Ruth and I had a wonderful afternoon and evening together. We lounged for several hours over lunch, and then we went out shopping to get ingredients for special Christmas cookies she wanted us to make together. We got back from shopping at 4:15 and were shocked to find it was pitch black outside by then. We spent three hours making the cookies-- a very warm, relaxing three hours in the kitchen. It was so nice. Oh, I think I forgot to mention why I was with Ruth, besides that was fun: my current host family had gone to Italy for the weekend (I couldn't go because of Bratislava) and wouldn't be back until Monday. Tak to.
Then Ruth made dinner! Oh, draha, she knows me so well: fried chicken and buttered noodles with Kofola. My favorite things she makes. It was so wonderfully delicious and the perfect end to a perfect day. Tibor came home and said hi before going to bed. I had been so tired the whole day from only getting three hours of sleep that night, but I went to bed at 11 since Ruth and I had been talking and hanging out. I was so excited to be sleeping in what I still think of as "my room."
I slept so well, and just prior to waking, I had a dream in which Ruth and I were talking.

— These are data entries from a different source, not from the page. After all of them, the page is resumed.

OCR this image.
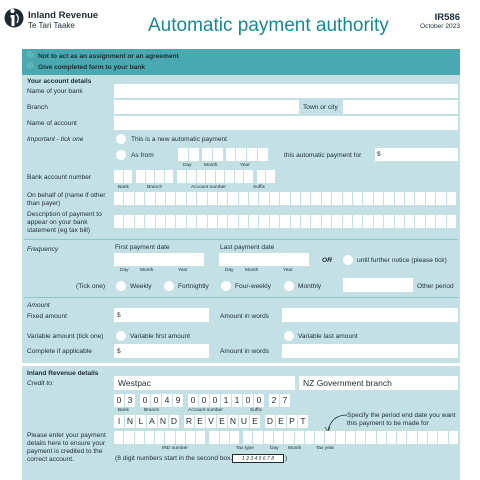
Inland Revenue
Te Tari Taake	Automatic payment authority	IR586
October 2023
ⓘ Not to act as an assignment or an agreement
ⓘ Give completed form to your bank
Your account details
Name of your bank
Branch	Town or city
Name of account
Important - tick one	This is a new automatic payment
As from
Day	Month	Year
this automatic payment for $
Bank account number
Bank	Branch	Account number	Suffix
On behalf of (name if other than payer)
Description of payment to appear on your bank statement (eg tax bill)
Frequency	First payment date
Day Month	Year
Last payment date
Day Month	Year
OR	until further notice (please tick)
(Tick one)	Weekly	Fortnightly	Four-weekly	Monthly	Other period
Amount
Fixed amount	$	Amount in words
Variable amount (tick one)	Variable first amount	Variable last amount
Complete if applicable	$	Amount in words
Inland Revenue details
Credit to:	Westpac	NZ Government branch
0 3	0 0 4 9	0 0 0 1 1 0 0	2 7
Bank	Branch	Account number	Suffix
I N L A N D R E V E N U E D E P T
Specify the period end date you want this payment to be made for
Please enter your payment details here to ensure your payment is credited to the correct account.
IRD number	Tax type	Day Month	Tax year
(8 digit numbers start in the second box.	1 2 3 4 5 6 7 8	)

I said to her, "I wish I would just wake up and be fluent in Slovak." She said, "Now you are." And then I woke up. And was convinced it had actually happened. The day was magical. It was what overnight fluency is supposed to be. I understood actually 100% (no 95% here) of everything I heard, including whispered conversations, side conversations, cell phone conversations-- all the background noise I usually can't catch. I spoke quickly, correctly, without having to think about it-- the words popped out faster than I could think them, much faster than I could mentally translate. Translating had nothing to do with that day; it all flowed fluidly in waves of understanding.

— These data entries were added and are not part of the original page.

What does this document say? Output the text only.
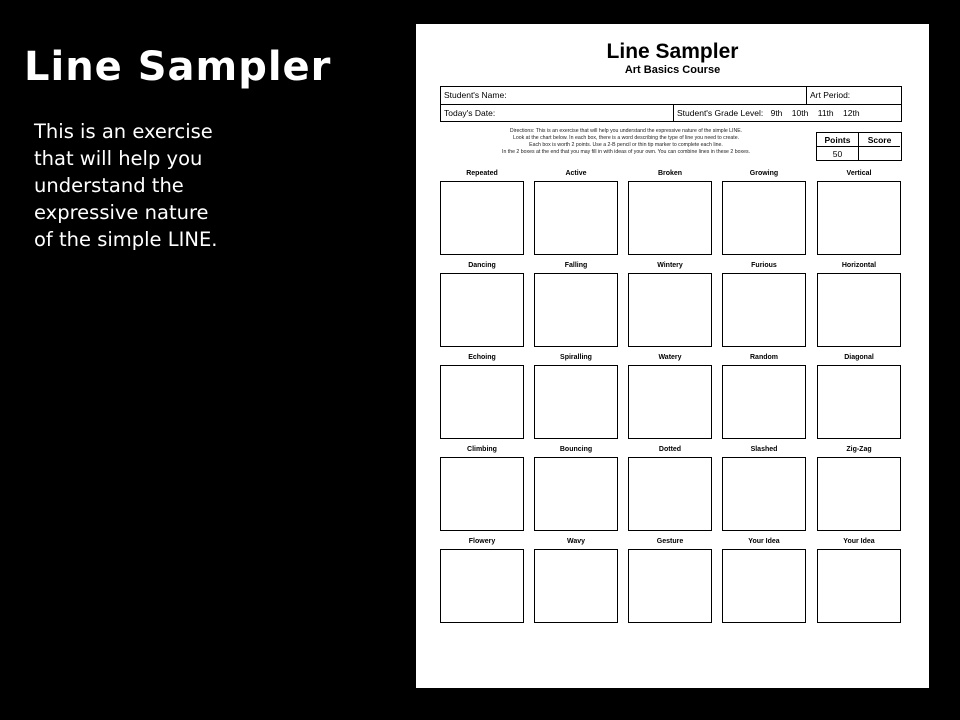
Line Sampler
This is an exercise
that will help you
understand the
expressive nature
of the simple LINE.
Line Sampler
Art Basics Course
Student's Name:	Art Period:
Today's Date:	Student's Grade Level: 9th 10th 11th 12th
Directions: This is an exercise that will help you understand the expressive nature of the simple LINE.
Look at the chart below. In each box, there is a word describing the type of line you need to create.
Each box is worth 2 points. Use a 2-B pencil or thin tip marker to complete each line.
In the 2 boxes at the end that you may fill in with ideas of your own. You can combine lines in these 2 boxes.
Points	Score
50
Repeated	Active	Broken	Growing	Vertical
Dancing	Falling	Wintery	Furious	Horizontal
Echoing	Spiralling	Watery	Random	Diagonal
Climbing	Bouncing	Dotted	Slashed	Zig-Zag
Flowery	Wavy	Gesture	Your Idea	Your Idea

But somehow that day I could also sense it was temporary. One day fluency? Is that possible? Well, the next day I was certainly better than I had been on, say, Friday, but not fluent, I don't think. It's been increasingly good since, but no, not fluent. Ah well. These progresses, at least, keep my momentum up and keep me from getting bogged down. I was especially pleased because I had felt it coming. The whole weekend, even though I only spoke and heard English (exchange students together), I had felt like I was teetering on the edge of something else, some new breakthrough. Things were clearing up. I guess they haven't cleared entirely, but yes, things are going well. As far as understanding is concerned, I could be very close to fluency, I think. As far as speaking... well, I can get my points across, and more and more I can say exactly what I want, but speaking perfectly? No way. I don't know where to draw the line for what is "fluency." For many people, where I am now would definitely be "fluent." But I don't consider myself the converted. So... I'll keep waiting, and I assume when it finally happens, I'll know.
Huge news: well, Christmas in Slovakia is December 24th. Christmas in Italy is December 25th. So, Saturday night at 11 PM the four of us (my host family and me) are flying via Ryan Air (super cheap! 17 Euros) to Italy. It's only about an hour-long flight. This means that after two Slovak Christmases (I'm spending Wednesday with the Baneszes for a Christmas celebration) I then get an Italian Christmas. But not just that... We're not leaving Italy until January 9th! OMG. So, two weeks in Italy. Marco's family lives in Verona, but Sandy also wants to visit Venice for a special celebration they have there as well. Anything in Italy is much more than fine by me!